The hopes of an oncological radiotherapist
Dr Youlia Kirova, radiothérapeute au département de Radiothérapie de l'Institut Curie.
What are today's challenges in oncological radiotherapy?
A combination of several therapies is generally required to fight a tumor and resistance to treatment. However this can increase the number of side effects. In the past we were concerned mainly with patient recovery. As cancer prognoses have improved, we now think increasingly about the long-term effects of treatments, to improve patients' quality of life. It is with this in mind that we recently published a study for the retrospective evaluation of toxicity caused by combining radiotherapy with anti-HER2 (trastuzumab, pertuzumab in particular) frequently used in HER2 breast cancer. No major harmful side effect was found, in particular with trastuzumab. But other studies must be conducted on a larger number of patients to draw conclusions on the actual consequences of this type of combination, particularly with the new anti-HER2 molecules, such as pertuzumab and TDM1.
Combinations can also be beneficial in some cases. Which ones are beneficial?
Our priority must be above all to halt the cancer without causing complications. This goal is achieved with new radiation techniques combined with new targeted molecules. For example, we have already shown that the combination of some of them (such as lenalidomide and bortezomide) with a highly sophisticated radiotherapy such as tomotherapy, can increase survival without progression in patients suffering from solitary plasmacytoma, a rare bone tumor.
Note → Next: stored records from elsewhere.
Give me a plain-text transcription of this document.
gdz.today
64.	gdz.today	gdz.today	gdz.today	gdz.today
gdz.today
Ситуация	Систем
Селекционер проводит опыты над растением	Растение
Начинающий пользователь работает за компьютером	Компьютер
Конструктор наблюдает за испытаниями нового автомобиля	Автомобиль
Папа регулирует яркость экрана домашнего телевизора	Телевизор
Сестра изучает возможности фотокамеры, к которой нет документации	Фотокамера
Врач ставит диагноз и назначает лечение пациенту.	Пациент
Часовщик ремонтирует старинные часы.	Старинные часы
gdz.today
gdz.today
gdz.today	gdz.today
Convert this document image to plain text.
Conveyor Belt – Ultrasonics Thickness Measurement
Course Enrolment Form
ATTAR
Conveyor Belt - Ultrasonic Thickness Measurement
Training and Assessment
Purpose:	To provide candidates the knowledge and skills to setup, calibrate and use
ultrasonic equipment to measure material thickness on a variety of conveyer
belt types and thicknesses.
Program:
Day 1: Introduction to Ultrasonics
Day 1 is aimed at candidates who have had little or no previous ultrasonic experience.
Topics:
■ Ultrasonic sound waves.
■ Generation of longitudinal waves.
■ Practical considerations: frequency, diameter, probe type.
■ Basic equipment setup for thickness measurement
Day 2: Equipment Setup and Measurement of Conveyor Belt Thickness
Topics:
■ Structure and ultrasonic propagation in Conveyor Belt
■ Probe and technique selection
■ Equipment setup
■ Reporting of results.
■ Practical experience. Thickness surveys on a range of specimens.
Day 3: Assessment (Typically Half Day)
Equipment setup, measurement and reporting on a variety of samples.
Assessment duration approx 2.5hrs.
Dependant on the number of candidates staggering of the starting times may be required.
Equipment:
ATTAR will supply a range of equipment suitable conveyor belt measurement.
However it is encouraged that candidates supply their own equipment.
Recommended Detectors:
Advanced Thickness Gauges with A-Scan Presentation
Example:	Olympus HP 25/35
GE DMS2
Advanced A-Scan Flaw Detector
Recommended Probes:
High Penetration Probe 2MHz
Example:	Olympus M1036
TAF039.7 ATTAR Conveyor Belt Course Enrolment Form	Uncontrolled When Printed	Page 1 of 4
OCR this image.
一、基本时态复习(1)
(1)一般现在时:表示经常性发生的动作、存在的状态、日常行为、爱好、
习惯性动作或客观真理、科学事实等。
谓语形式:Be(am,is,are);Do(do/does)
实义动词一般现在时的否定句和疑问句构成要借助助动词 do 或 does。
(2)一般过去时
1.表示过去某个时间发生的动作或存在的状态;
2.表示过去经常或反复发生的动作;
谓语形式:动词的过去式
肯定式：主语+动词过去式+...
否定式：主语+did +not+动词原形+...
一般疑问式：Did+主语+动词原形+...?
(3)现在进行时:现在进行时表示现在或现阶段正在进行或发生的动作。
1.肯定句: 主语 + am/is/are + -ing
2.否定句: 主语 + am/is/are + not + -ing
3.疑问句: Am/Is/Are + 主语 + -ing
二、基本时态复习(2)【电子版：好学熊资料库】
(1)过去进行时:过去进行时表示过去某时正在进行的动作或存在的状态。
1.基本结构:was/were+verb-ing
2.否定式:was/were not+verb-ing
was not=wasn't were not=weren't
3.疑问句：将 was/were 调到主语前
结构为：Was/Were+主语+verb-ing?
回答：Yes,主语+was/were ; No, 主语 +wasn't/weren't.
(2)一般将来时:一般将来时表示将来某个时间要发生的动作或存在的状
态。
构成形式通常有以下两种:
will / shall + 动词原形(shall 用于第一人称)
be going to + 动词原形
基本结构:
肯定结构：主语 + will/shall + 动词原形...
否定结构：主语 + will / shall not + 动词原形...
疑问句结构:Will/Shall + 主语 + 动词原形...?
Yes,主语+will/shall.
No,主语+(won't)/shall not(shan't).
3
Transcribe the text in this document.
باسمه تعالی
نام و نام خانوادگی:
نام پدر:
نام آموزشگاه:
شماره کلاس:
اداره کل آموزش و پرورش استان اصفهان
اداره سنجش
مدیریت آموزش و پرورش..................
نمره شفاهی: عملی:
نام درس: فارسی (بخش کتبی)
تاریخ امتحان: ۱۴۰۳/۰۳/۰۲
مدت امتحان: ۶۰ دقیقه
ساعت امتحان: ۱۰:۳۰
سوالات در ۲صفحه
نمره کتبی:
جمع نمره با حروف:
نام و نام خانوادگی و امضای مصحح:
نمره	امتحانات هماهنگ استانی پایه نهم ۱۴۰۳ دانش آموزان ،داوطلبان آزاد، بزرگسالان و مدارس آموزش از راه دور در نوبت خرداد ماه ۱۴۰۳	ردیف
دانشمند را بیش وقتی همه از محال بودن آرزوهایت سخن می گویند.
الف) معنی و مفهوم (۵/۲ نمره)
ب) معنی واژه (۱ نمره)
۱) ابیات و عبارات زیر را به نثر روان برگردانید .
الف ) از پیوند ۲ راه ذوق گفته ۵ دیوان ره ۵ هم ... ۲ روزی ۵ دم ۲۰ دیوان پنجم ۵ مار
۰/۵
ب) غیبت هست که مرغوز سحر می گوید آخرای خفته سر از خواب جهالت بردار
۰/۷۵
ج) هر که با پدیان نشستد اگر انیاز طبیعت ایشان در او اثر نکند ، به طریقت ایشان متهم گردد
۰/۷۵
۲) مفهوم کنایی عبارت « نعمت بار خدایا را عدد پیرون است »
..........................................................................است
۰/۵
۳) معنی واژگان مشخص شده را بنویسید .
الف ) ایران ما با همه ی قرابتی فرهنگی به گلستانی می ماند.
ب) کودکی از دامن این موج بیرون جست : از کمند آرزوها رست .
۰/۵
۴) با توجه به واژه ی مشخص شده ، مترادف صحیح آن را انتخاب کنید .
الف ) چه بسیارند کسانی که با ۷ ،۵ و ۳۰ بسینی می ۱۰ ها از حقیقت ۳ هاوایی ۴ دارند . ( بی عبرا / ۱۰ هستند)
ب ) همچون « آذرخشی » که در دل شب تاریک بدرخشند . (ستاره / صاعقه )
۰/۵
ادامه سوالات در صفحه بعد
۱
For breast cancer, we are very hopeful about the use of PARP inhibitors combined with radiotherapy in breast cancer patients. The underlying idea of this combination is to prevent the repair of damage caused by rays in the tumor cells, and thus lead to their destruction. Clinical trials are in progress. In the long term, the hope is that we will be able to offer this therapeutic strategy before surgery to patients with triple-negative breast cancer, to increase the use of conservative surgery and improve the prognosis. But we need to remain vigilant and continue short- and long-term monitoring.
More generally, what other major innovations are you working on?
A broad field of research also aims to increase the number of indications and locations in proton therapy, a highly precise form of radiotherapy. Proton therapy limits radiation of healthy tissue as far as possible, and is perfectly suited to treating certain tumors for which side effects must be reduced to a minimum. Our efforts are focused on two indications, namely breast cancer and Hodgkin's disease. A breast cancer patient was recently successfully treated using proton therapy. We are now awaiting financing to carry out a phase-3 clinical trial. Similarly, a patient with Hodgkin's disease was treated, making Institut Curie the leader in proton therapy for this indication. We hope to be able to conduct a phase-2 clinical trial.
Dr Youlia Kirova is an oncological radiotherapist, head of senology and hematology research within the Department of Oncological Radiotherapy.